Le journal L'Osservatore Romano, l'organe de presse du Vatican, a violemment attaqué Prometheus. Dans un de ses articles, il dénonce la façon dont le film de Ridley Scott, Prometheus, sorti le 14 septembre en Italie, revisite les origines de l'humanité.

L'article semble en gros décalage avec la "critique" très modérée et courtoise de l'OR (ici).
Je ne veux pas entrer dans le débat, car je n'ai pas vu le film, et n'irai à coup sûr pas le voir.
Mais contrairement à ce qu'affirme le Figaro, l'Osservatore n'a nullement "dénoncé" (!!!), encore moins "violemment attaqué" (!!!) qui que ce soit, et je ne vois pas pourquoi son critique cinéma, Gaetano Vallini, n'aurait pas le droit de donner son avis sur un film qu'il n'a pas aimé - tout en lui reconnaissant par ailleurs certaines qualités.

Je veux juste faire une mise au point.
On parle de l'Osservatore Romano comme du "journal du Pape", ou, comme ici, de "l'organe officiel du Vatican" et on l'utilise (je dirais plutôt on l'instrumentalise) soit dans un sens (pour dénoncer l'obscurantisme de l'Eglise, comme c'est le cas ici), soit dans l'autre (pour s'attaquer à ceux qui ne suivent pas la ligne politiquement correcte du moment).

Je vais donner deux exemples, à la fois de cette instrumentalisation par les medias, et de la ligne très indépendante du journal.
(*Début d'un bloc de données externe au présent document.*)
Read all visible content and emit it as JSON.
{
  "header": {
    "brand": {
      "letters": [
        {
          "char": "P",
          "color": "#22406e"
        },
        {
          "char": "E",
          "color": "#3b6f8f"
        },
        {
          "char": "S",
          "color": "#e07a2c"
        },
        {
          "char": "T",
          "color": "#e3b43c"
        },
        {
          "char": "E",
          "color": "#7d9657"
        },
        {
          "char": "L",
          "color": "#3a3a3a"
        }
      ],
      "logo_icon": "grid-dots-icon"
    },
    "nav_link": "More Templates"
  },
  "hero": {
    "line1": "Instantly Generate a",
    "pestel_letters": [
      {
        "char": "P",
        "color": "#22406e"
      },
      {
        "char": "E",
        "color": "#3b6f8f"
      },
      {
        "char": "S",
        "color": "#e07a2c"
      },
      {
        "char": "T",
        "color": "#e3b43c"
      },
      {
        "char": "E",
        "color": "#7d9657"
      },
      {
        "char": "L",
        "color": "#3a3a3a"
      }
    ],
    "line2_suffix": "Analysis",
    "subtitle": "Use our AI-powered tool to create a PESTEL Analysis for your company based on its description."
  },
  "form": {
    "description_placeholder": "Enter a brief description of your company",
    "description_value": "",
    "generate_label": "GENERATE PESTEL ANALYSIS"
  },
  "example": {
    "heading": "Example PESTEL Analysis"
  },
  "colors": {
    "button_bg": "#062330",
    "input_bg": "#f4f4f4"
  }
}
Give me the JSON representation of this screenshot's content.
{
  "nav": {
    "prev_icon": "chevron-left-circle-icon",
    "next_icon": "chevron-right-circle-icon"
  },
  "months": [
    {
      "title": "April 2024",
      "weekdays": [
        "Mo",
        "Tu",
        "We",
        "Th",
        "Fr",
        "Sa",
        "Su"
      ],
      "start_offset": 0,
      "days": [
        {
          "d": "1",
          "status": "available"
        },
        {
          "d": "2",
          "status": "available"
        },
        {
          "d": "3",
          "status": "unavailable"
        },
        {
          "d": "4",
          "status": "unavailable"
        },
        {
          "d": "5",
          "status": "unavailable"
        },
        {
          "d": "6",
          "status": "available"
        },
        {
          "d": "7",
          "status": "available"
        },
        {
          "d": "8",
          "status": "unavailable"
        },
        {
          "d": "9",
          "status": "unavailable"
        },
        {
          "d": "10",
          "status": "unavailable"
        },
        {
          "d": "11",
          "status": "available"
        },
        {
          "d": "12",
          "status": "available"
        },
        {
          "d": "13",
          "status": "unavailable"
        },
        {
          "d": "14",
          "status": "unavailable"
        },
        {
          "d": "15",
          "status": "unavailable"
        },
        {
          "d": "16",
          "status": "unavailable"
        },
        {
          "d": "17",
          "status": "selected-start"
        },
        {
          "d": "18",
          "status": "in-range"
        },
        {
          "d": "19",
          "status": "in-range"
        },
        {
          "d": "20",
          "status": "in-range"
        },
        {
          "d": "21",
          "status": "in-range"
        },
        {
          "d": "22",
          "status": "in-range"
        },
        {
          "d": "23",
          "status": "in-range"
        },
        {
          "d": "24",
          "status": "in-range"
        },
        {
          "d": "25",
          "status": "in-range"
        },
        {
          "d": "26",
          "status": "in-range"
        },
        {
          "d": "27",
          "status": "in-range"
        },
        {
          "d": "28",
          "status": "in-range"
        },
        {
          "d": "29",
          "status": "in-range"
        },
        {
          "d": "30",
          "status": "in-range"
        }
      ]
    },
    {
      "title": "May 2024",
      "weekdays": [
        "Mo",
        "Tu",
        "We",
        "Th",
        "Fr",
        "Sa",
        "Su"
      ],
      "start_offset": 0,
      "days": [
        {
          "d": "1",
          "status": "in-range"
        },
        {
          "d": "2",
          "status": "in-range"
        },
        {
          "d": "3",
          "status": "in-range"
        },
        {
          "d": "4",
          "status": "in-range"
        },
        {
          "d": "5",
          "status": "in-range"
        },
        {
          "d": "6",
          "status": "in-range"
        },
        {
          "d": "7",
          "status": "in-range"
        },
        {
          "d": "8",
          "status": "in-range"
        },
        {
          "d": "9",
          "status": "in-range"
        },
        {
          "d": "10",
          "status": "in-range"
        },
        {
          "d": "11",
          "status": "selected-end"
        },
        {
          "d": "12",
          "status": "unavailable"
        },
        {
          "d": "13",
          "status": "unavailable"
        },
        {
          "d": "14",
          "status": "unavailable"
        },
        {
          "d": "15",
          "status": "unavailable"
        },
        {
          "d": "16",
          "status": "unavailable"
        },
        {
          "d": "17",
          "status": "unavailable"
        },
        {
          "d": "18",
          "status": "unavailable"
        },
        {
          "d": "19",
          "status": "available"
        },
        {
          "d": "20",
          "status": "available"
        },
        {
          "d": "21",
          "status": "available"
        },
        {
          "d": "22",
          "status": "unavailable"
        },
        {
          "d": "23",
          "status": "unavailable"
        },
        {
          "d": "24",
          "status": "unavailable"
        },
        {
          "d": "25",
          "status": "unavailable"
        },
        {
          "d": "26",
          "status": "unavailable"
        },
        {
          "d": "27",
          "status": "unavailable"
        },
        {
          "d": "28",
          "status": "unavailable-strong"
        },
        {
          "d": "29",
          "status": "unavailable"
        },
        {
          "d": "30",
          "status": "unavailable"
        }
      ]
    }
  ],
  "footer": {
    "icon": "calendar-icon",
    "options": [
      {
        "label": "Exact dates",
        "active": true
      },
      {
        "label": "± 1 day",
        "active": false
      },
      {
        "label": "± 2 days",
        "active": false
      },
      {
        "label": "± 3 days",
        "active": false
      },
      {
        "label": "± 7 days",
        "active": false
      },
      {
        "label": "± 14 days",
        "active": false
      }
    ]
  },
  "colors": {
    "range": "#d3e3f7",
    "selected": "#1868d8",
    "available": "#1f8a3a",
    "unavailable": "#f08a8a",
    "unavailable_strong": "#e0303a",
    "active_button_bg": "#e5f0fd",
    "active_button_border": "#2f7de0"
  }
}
En essayant de prouver que l'OR est simplement la voix de son directeur (auquel, c'est vrai, le Saint-Père a donné carte blanche, cf. benoit-et-moi.fr/2010-I/).

1. En janvier 2011, en pleine polémique entourant des émeutes raciales à Rosarno, en Calabre, Il Giornale attirait l'attention sur un article signé d'une certaine Giulia Galeotti (détails ici: benoit-et-moi.fr/2010-I/), avec ce titre-choc

L'Osservatore Romano: "En 2010 les italiens sont encore racistes".
Le cas de Rosarno et les sifflets à Balotelli dans les stades.
Le quotiden du Saint-Siège attaque l'Italie: "La haine muette et sauvage envers une autre couleur de peau, que nous croyions avoir surmontée".

Et le Monde reprenait bien entendu: Le journal du Vatican dénonce le racisme des Italiens.

Plus tard, "l'Avvenire", par la plume du Président de la CEI chargé des phénomènes migaratoires, écrivait:
Je ne partage pas les analyses de l'Osservatore Romano.

2. Et Août 2011, sous la plume du directeur Gian Maria Vian, l'OR publiait un éloge appuyé du romancier Morris West, auteur de thriller "fanta Vatican" (benoit-et-moi.fr/ete2011) dans l'esprit de Vatican 2035.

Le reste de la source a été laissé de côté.